Historically the wrapper for the whole block was the same as for pages: backend_layout – when you are providing the configuration via files, this has to be removed though!

config {
backend_layout {
...
}
}


becomes

config {
...
}


Use the keys colCount and rowCount to create the basic grid structure. Both values should be at least the lowest common multiple of the column sizes you want to create. They represent the actual grid behind the cell structure. The calculation should take into account that you might be using colspan and rowspan as well.

config {
colCount = 4
rowCount = 3
}


### Fill in the rows¶

The array of rows does not offer any specialties. It is just a simple array with numeric keys. You will need a key for each possible row, even though it might stay empty later on.

config {
colCount = 4
rowCount = 3
rows {
1 {
...
}
2 {
...
}
3 {
...
}
}
}


### Create the cells¶

Each of the cells comes with up to 7 different keys: name, colPos, colspan, rowspan, allowed, disallowed and maxitems. There must be at least the name and if you want to use the column as something else than a placeholder, there must be a value for colPos as well. Otherwise the cell will be marked as inactive in the page module.

The values for colspan , rowspan, allowed, disallowed and maxitems are optional.

The allowed feature is used to determine those content element types the user will be allowed to use within this column. You can use an array with CType, list_type and tx_gridelements_backend_layout as keys here and as soon as one of those contains at least one value, any other type or layout will be forbidden.

CType determines the content element types, list_type the plugin types tx_gridelements_backend_layout the grid element types that are allowed in that particular column. The syntax matches that of the content defender extension so people using that will not have to change their configuration anymore.

Same goes for the disallowed feature which is the black list variant of the allowed feature.

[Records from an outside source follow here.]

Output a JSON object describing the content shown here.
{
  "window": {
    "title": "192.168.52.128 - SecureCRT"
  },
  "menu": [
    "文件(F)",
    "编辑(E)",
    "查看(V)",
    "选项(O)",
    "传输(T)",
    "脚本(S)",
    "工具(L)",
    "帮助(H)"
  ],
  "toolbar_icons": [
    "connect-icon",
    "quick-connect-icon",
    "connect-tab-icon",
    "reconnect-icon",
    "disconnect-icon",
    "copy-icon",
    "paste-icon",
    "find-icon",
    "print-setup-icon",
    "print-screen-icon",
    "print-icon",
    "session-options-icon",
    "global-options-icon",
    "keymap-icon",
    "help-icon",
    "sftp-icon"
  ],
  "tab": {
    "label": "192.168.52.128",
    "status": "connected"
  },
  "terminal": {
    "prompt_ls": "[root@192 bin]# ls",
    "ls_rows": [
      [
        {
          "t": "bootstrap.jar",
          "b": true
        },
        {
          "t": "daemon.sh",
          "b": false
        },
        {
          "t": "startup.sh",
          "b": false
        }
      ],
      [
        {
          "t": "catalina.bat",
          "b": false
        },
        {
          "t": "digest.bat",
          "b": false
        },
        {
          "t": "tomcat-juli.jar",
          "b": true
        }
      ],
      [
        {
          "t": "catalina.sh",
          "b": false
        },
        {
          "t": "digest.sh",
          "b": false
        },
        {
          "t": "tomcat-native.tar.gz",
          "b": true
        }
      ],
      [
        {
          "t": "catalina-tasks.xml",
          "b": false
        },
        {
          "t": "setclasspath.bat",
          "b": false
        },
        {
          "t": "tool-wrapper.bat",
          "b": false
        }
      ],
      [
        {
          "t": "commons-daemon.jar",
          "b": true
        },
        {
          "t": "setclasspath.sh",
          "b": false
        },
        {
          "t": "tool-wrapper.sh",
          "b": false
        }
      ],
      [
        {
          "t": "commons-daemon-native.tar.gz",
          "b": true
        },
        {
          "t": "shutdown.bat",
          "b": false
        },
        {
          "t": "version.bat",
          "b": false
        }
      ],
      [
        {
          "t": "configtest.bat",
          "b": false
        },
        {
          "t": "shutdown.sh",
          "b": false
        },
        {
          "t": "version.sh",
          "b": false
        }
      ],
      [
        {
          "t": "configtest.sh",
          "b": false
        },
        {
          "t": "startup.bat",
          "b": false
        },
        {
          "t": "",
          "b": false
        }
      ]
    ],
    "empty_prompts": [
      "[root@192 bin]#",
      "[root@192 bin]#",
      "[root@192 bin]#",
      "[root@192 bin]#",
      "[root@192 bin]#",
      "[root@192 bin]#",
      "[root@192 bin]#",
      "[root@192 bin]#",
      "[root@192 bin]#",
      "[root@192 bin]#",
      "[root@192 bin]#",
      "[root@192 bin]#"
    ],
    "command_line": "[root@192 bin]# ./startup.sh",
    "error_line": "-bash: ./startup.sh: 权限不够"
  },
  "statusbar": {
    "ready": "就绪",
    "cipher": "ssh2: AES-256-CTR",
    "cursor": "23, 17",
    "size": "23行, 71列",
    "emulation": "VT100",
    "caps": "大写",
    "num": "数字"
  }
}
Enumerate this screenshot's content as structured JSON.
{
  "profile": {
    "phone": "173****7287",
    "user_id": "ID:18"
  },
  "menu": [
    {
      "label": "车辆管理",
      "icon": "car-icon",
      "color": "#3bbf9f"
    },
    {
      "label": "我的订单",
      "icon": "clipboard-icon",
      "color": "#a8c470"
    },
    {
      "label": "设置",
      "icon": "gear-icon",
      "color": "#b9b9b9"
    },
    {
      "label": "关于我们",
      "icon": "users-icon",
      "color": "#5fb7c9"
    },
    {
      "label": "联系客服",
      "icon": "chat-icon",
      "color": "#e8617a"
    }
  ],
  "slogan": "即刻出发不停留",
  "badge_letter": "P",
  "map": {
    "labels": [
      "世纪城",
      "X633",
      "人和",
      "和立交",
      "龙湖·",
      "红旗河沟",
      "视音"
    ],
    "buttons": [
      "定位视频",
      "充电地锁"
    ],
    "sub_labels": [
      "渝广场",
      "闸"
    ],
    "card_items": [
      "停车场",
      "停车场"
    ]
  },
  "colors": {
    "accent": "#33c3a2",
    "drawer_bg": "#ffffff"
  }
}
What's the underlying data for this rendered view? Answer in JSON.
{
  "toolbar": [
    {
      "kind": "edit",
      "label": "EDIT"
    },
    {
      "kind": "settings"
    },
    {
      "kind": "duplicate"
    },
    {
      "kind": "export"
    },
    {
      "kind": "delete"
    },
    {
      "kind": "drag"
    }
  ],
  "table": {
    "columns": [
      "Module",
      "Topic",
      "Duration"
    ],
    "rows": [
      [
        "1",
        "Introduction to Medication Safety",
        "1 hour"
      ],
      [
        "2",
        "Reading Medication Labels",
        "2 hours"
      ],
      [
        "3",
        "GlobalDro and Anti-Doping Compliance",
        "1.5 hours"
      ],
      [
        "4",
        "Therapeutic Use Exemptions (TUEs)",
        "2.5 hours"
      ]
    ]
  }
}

While alowed explicitely lists those elements, the user may put into that column, disallowed will exclude specific element list or grid types keeping all others available. disallowed will override allowed in case they contain the same values.

The maxitems feature will limit the maximum number of content elements to be put in that column. Columns having that limit will get a small counter box at the upper right. Limiting the number of elements will NOT completely restrict elements there, since users might switch a layout and won’t be able to touch the then superfluous elements anymore. Still it will remove buttons and give visual feedback when the maximum number of elements has been reached (orange counter) or exceeded (red counter and items).

The colPos value will be used while fetching the content elements from the database, since grid view and grid elements are using normalized relations to relate columns and content elements with each other.

The following example will create a cell for a larger top column with only text and text with image allowed as a content type:

config {
colCount = 4
rowCount = 3
rows {
1 {
columns {
1 {
name = Top
colspan = 4
colPos = 0
allowed {
CType = text,textpic
}
}
}
}
2 {
columns {
1 {
name = Outer Left
rowspan = 2
colPos = 1
allowed {
CType = text,textpic
tx_gridelements_backend_layout = 2ColumnContainer,3ColumnContainer
}
}
2 {
name = Left
colPos = 2
allowed = *
disallowed {
CType = text,textpic
tx_gridelements_backend_layout = 2ColumnContainer,3ColumnContainer
}
}
3 {
name = Right
colPos = 3
maxitems = 4
}
4 {
name = Outer Right
colPos = 4
}
}
}
3 {
columns {
1 {
name = Bottom
colspan = 4
colPos = 5
}
}
}
}


This is the visible result of the example code

When you now edit this grid element, you can see how the child elements are connected to their parent grid via the core functions provided by Inline Relational Record Editing (IRRE). You will even be able to edit any element within a possible tree of nested grids and their children without having to deal with the whole page module, but of course you will lose the structured view of the grid this way. Sorting by D&D or clicking on the sorting arrows will be disabled inside the editing form as well. But you still can sort elements by directly dragging and dropping them in the page module.